Alongside its amnesia, Gaullist technocracy too easily conflated the general will with the will of the general. By tipping the scales decisively in favour of a highly rationalised, centralised administration, the Gaullist state entrenched one of the most distinctive aspects of modern French political culture: its management of social conflicts by confrontation, with ill-conceived reforms hurriedly withdrawn in the face of popular protest; or alternatively, with the state’s neglect of specific territories or constituencies resulting in unforeseen explosions of dissent. May 1968 is the clearest instance of the latter, but both models have remained in evidence: examples include the rejection of Mitterrand’s attempted reform of private schools in 1984, the demonstrations against Juppé’s welfare reforms in 1995, the revolts of the banlieues in 2005, and the riots of the Breton bonnets rouges in 2013 against a pollution tax on commercial vehicles and lay-offs in the local food production sector.

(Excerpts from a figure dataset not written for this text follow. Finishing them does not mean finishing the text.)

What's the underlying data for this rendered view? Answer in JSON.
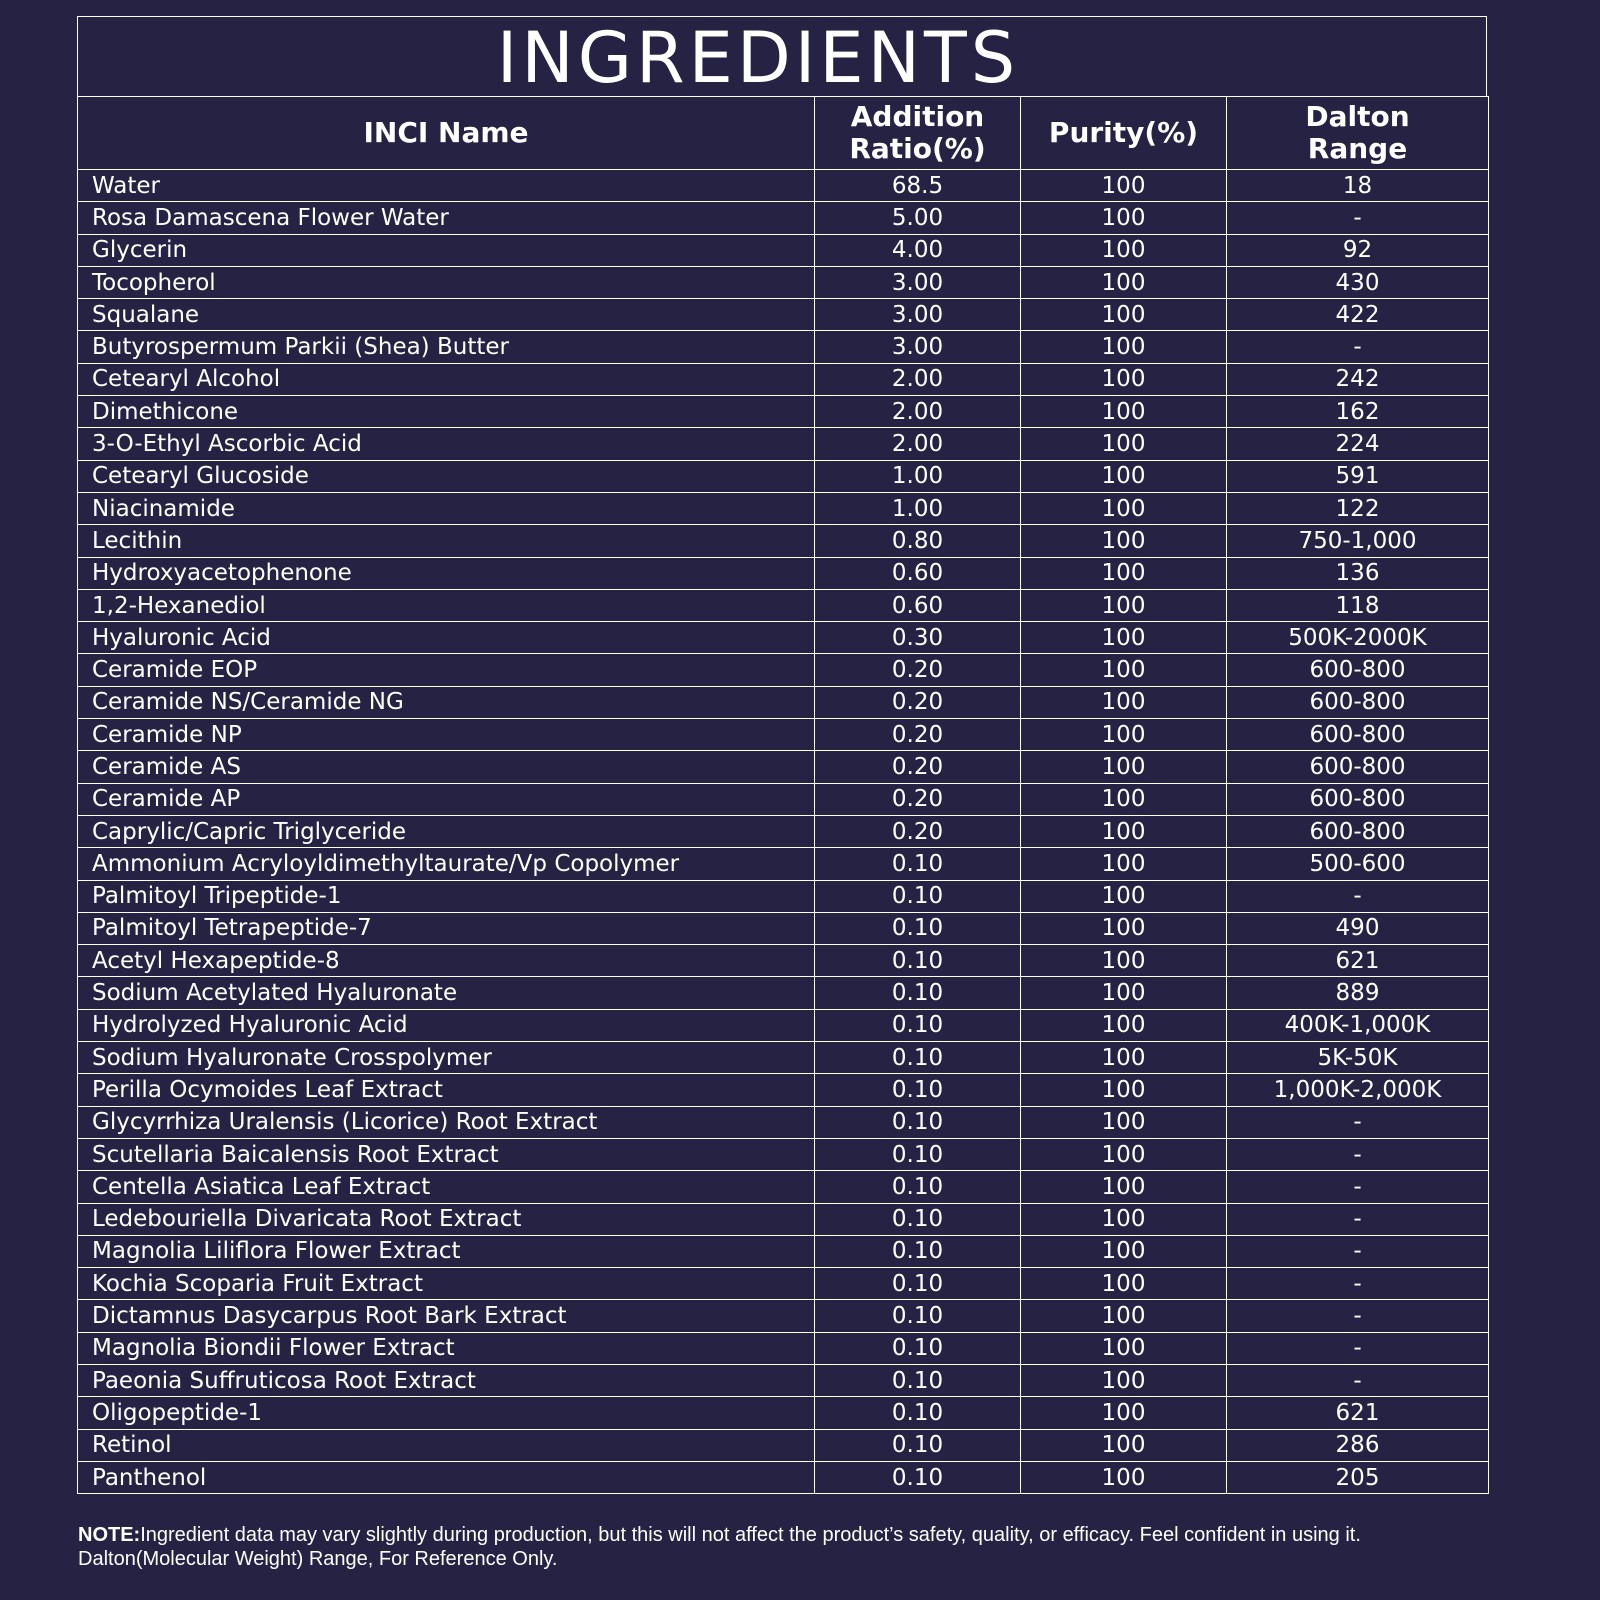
{
  "title": "INGREDIENTS",
  "headers": {
    "inci_name": "INCI Name",
    "addition_ratio_line1": "Addition",
    "addition_ratio_line2": "Ratio(%)",
    "purity": "Purity(%)",
    "dalton_line1": "Dalton",
    "dalton_line2": "Range"
  },
  "rows": [
    {
      "name": "Water",
      "ratio": "68.5",
      "purity": "100",
      "dalton": "18"
    },
    {
      "name": "Rosa Damascena Flower Water",
      "ratio": "5.00",
      "purity": "100",
      "dalton": "-"
    },
    {
      "name": "Glycerin",
      "ratio": "4.00",
      "purity": "100",
      "dalton": "92"
    },
    {
      "name": "Tocopherol",
      "ratio": "3.00",
      "purity": "100",
      "dalton": "430"
    },
    {
      "name": "Squalane",
      "ratio": "3.00",
      "purity": "100",
      "dalton": "422"
    },
    {
      "name": "Butyrospermum Parkii (Shea) Butter",
      "ratio": "3.00",
      "purity": "100",
      "dalton": "-"
    },
    {
      "name": "Cetearyl Alcohol",
      "ratio": "2.00",
      "purity": "100",
      "dalton": "242"
    },
    {
      "name": "Dimethicone",
      "ratio": "2.00",
      "purity": "100",
      "dalton": "162"
    },
    {
      "name": "3-O-Ethyl Ascorbic Acid",
      "ratio": "2.00",
      "purity": "100",
      "dalton": "224"
    },
    {
      "name": "Cetearyl Glucoside",
      "ratio": "1.00",
      "purity": "100",
      "dalton": "591"
    },
    {
      "name": "Niacinamide",
      "ratio": "1.00",
      "purity": "100",
      "dalton": "122"
    },
    {
      "name": "Lecithin",
      "ratio": "0.80",
      "purity": "100",
      "dalton": "750-1,000"
    },
    {
      "name": "Hydroxyacetophenone",
      "ratio": "0.60",
      "purity": "100",
      "dalton": "136"
    },
    {
      "name": "1,2-Hexanediol",
      "ratio": "0.60",
      "purity": "100",
      "dalton": "118"
    },
    {
      "name": "Hyaluronic Acid",
      "ratio": "0.30",
      "purity": "100",
      "dalton": "500K-2000K"
    },
    {
      "name": "Ceramide EOP",
      "ratio": "0.20",
      "purity": "100",
      "dalton": "600-800"
    },
    {
      "name": "Ceramide NS/Ceramide NG",
      "ratio": "0.20",
      "purity": "100",
      "dalton": "600-800"
    },
    {
      "name": "Ceramide NP",
      "ratio": "0.20",
      "purity": "100",
      "dalton": "600-800"
    },
    {
      "name": "Ceramide AS",
      "ratio": "0.20",
      "purity": "100",
      "dalton": "600-800"
    },
    {
      "name": "Ceramide AP",
      "ratio": "0.20",
      "purity": "100",
      "dalton": "600-800"
    },
    {
      "name": "Caprylic/Capric Triglyceride",
      "ratio": "0.20",
      "purity": "100",
      "dalton": "600-800"
    },
    {
      "name": "Ammonium Acryloyldimethyltaurate/Vp Copolymer",
      "ratio": "0.10",
      "purity": "100",
      "dalton": "500-600"
    },
    {
      "name": "Palmitoyl Tripeptide-1",
      "ratio": "0.10",
      "purity": "100",
      "dalton": "-"
    },
    {
      "name": "Palmitoyl Tetrapeptide-7",
      "ratio": "0.10",
      "purity": "100",
      "dalton": "490"
    },
    {
      "name": "Acetyl Hexapeptide-8",
      "ratio": "0.10",
      "purity": "100",
      "dalton": "621"
    },
    {
      "name": "Sodium Acetylated Hyaluronate",
      "ratio": "0.10",
      "purity": "100",
      "dalton": "889"
    },
    {
      "name": "Hydrolyzed Hyaluronic Acid",
      "ratio": "0.10",
      "purity": "100",
      "dalton": "400K-1,000K"
    },
    {
      "name": "Sodium Hyaluronate Crosspolymer",
      "ratio": "0.10",
      "purity": "100",
      "dalton": "5K-50K"
    },
    {
      "name": "Perilla Ocymoides Leaf Extract",
      "ratio": "0.10",
      "purity": "100",
      "dalton": "1,000K-2,000K"
    },
    {
      "name": "Glycyrrhiza Uralensis (Licorice) Root Extract",
      "ratio": "0.10",
      "purity": "100",
      "dalton": "-"
    },
    {
      "name": "Scutellaria Baicalensis Root Extract",
      "ratio": "0.10",
      "purity": "100",
      "dalton": "-"
    },
    {
      "name": "Centella Asiatica Leaf Extract",
      "ratio": "0.10",
      "purity": "100",
      "dalton": "-"
    },
    {
      "name": "Ledebouriella Divaricata Root Extract",
      "ratio": "0.10",
      "purity": "100",
      "dalton": "-"
    },
    {
      "name": "Magnolia Liliflora Flower Extract",
      "ratio": "0.10",
      "purity": "100",
      "dalton": "-"
    },
    {
      "name": "Kochia Scoparia Fruit Extract",
      "ratio": "0.10",
      "purity": "100",
      "dalton": "-"
    },
    {
      "name": "Dictamnus Dasycarpus Root Bark Extract",
      "ratio": "0.10",
      "purity": "100",
      "dalton": "-"
    },
    {
      "name": "Magnolia Biondii Flower Extract",
      "ratio": "0.10",
      "purity": "100",
      "dalton": "-"
    },
    {
      "name": "Paeonia Suffruticosa Root Extract",
      "ratio": "0.10",
      "purity": "100",
      "dalton": "-"
    },
    {
      "name": "Oligopeptide-1",
      "ratio": "0.10",
      "purity": "100",
      "dalton": "621"
    },
    {
      "name": "Retinol",
      "ratio": "0.10",
      "purity": "100",
      "dalton": "286"
    },
    {
      "name": "Panthenol",
      "ratio": "0.10",
      "purity": "100",
      "dalton": "205"
    }
  ],
  "note": {
    "label": "NOTE:",
    "line1": "Ingredient data may vary slightly during production, but this will not affect the product’s safety, quality, or efficacy. Feel confident in using it.",
    "line2": "Dalton(Molecular Weight) Range, For Reference Only."
  },
  "colors": {
    "background": "#252244",
    "foreground": "#ffffff"
  }
}
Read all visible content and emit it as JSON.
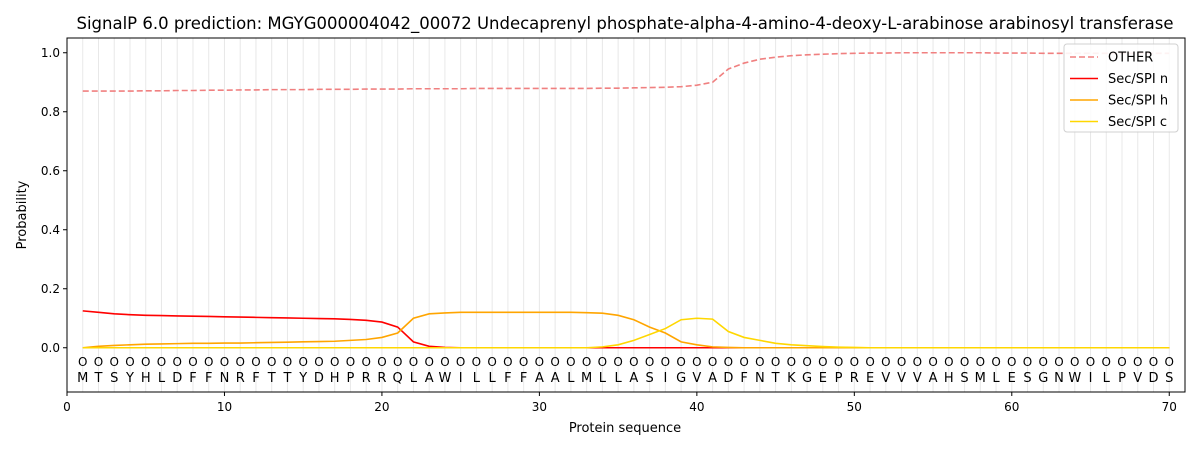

Such clashes can produce fruitful outcomes in the medium term: May 1968 heralded two decades of social and cultural liberalisation, often championed by the French state. But they can be an obstacle to necessary reform (France’s university system, for instance, cannot be fixed because all governments fear a backlash of student protest). The recent conflict between Macron and the gilets jaunes is evidence that this dysfunctional tradition is alive and well. The crisis was sparked by a fuel tax imagined by ecologically minded Parisian technocrats, without consideration of its impact on less affluent citizens living outside the big cities. The movement snowballed into a more general challenge to the French system of governance – and to Macron’s neoliberal economic philosophy. At the height of the Poujadist insurgency in the mid-1950s, Edgar Faure, the finance minister, detected ‘a wind of insurrection against the state’ blowing from the provinces. In this respect, too, the French remain true to their past.